A recent study conducted in 26 countries used the biggest football debate of the past two decades to examine something broader: whether political identity shapes preferences that appear to have nothing to do with politics, such as which athlete we like, admire, or consider the GOAT.
*Greatest Of All Time
The symbolism behind the players
According to the study, the two players function as symbols — meaning that a preference for either of them may reveal more about the viewer than about the players themselves.
- Messi is consistently characterized as quiet, deferential, and team-first (a symbol of communitarianism*)
- Ronaldo as individually dominant, openly self-promotional, and explicit about personal excellence (a symbol of dominance)
*Communitarianism is a social and political theory that prioritizes the interests of the community over the individual and emphasizes the importance of community for political life and human well-being.
What did the study examine?
The study surveyed 10.661 respondents across 26 countries on six continents, asking them to rate Messi and Ronaldo on a 1–7 favourability scale.
The researchers then examined those responses alongside factors such as political ideology, approval of authoritarianism, self-esteem, short-form video news use, cognitive reflection, empathy, age, and more.

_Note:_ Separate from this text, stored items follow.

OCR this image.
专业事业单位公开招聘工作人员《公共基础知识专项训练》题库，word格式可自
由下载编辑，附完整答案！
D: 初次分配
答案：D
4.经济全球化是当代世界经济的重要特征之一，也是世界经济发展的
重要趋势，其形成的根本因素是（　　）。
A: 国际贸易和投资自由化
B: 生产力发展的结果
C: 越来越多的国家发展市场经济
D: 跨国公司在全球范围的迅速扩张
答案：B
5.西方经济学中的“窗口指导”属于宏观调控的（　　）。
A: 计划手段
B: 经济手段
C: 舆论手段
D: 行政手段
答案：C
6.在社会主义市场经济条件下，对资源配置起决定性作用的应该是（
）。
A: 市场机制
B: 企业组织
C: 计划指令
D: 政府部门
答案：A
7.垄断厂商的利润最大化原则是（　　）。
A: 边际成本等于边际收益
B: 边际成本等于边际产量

The debate is political, too
Political ideology emerged as the most robust individual-level predictor of preference.
Within the same country, respondents who were more liberal than the national mean were significantly more likely to prefer Messi over Ronaldo, while those who were more conservative tended to prefer Ronaldo.
Demographic factors (such as age, gender, education level, and social class) did not significantly affect preference.
The other factors
The study also identified other factors associated with preference:
- Respondents who reported higher approval of authoritarianism, higher self-esteem, and greater use of short-form video for news were significantly more likely to prefer Ronaldo.
- Cognitive reflection, on the other hand, was a small but significant Messi-leaning predictor.
Does age play a role?
The link between ideology and preference remains stable across most of adult life and weakens in older age cohorts.
Put simply, among younger respondents, preference for Messi or Ronaldo appeared to be more closely tied to political identity.
The generational account holds that cohorts socialized under heightened sorting carry the political–cultural link into domains their predecessors did not reach.
What did the countries say?
- 8 countries preferred Messi: South Korea, Argentina, Finland, Spain, the United Kingdom, Norway, the United States, and Canada.
- 11 countries preferred Ronaldo: Nigeria, India, France, China, Singapore, Portugal, Malaysia, Egypt, Mexico, Turkey, and Indonesia.
- 7 countries showed no significant preference for either player: South Africa, Japan, the Philippines, Brazil, Australia, Germany, and the Netherlands.
Argentina vs Portugal
The home-country effect for the two players is markedly unequal:
- Argentinians rate Messi well above their rating of Ronaldo, whereas Portuguese respondents prefer Ronaldo over Messi by a substantially smaller margin.
- Notably, Portugal is not the most Ronaldo-leaning country in the sample; Indonesia, Turkey, Mexico, Egypt, and Malaysia all express stronger Ronaldo preferences.
This pattern suggests that national affiliation with a player is neither necessary nor sufficient for country-level lean. Whatever drives country-level preference is not reducible to that factor.
Conclusion at the 90′
The study does not claim that all liberals prefer Messi and all conservatives prefer Ronaldo. Nor does it prove that political ideology causes preference for one player over the other.
What it does show, however, is that political ideology appears to be increasingly linked to preferences that may seem very far removed from politics.